Another shocking (to me) issue on the website that I saw brought up repeatedly was the simple issue of germs.  There were so many instances in which this organization was able to help large communities by simply teaching the children to wash their hands, thereby the children went home and taught their families the knowledge they had learned about germs.  Other things included boiling water, or making dehydration medicines.  In Bangladesh, “Save the Children helped organize nearly 53,000 school children in Bangladesh to wash hands together on Global Handwashing Day – making the Guinness Book of Records for the second year running” (Save the Children, 2011)  Amazing the simple things we take for granted. 

Friday, September 9, 2011

Establishing a Professional Contact Outside of the US

I've been asked to establish two contacts outside the US that are in the Early Childhood field.  I am very excited about this mainly to learn about a new program that is helping children in another country.  A new way of doing things, new ideas, and other opinions regarding young children, count me in!  I have contacted UNICEF in Italy and the German National Committee for Early Childhood Education in Germany.  I have chosen these two countries because I love Italy, and I have been to Germany.  I also considered the fact that if I can develop solid relationships and I ever needed to go abroad for work....  why not try to get an assignment somewhere where I know a friend or two!  I am looking into contacting others as well if I do not hear from the two I have chosen so far.  But it hasn't even been a week, so we'll see.  !!!!

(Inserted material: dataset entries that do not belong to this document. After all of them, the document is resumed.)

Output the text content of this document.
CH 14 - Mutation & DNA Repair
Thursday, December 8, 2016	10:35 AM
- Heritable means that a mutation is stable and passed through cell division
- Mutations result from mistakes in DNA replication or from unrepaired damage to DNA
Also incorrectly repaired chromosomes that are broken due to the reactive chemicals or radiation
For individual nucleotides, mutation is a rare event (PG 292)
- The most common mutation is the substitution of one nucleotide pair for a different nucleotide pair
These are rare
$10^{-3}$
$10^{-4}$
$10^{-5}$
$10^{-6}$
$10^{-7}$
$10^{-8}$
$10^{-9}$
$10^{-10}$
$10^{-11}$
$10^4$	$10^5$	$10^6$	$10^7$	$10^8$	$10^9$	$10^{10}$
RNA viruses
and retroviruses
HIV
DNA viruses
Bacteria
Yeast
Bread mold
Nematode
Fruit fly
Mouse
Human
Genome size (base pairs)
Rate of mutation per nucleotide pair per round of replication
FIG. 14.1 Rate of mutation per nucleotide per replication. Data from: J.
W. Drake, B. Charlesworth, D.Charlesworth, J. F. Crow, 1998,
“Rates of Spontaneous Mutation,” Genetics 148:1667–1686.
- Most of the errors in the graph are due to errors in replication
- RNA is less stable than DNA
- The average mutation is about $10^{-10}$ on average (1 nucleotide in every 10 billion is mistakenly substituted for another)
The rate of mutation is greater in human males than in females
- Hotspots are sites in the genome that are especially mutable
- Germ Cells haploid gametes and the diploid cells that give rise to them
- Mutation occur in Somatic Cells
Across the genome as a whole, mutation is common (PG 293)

I also need to view an Early Childhood Organizations website and review how they are helping in the field.  I have chosen to view the Save the Children website.  I first learned a little about Save the Children through a magazine article in which Jennifer Garner, who is a spokesperson, was helping children advance in reading.  You know before starting these courses, I probably wouldn't have given the article a second glance.  But since learning more and more about the Early Childhood field I have been able to expand my knowledge base and realize there really are needs that I can fill.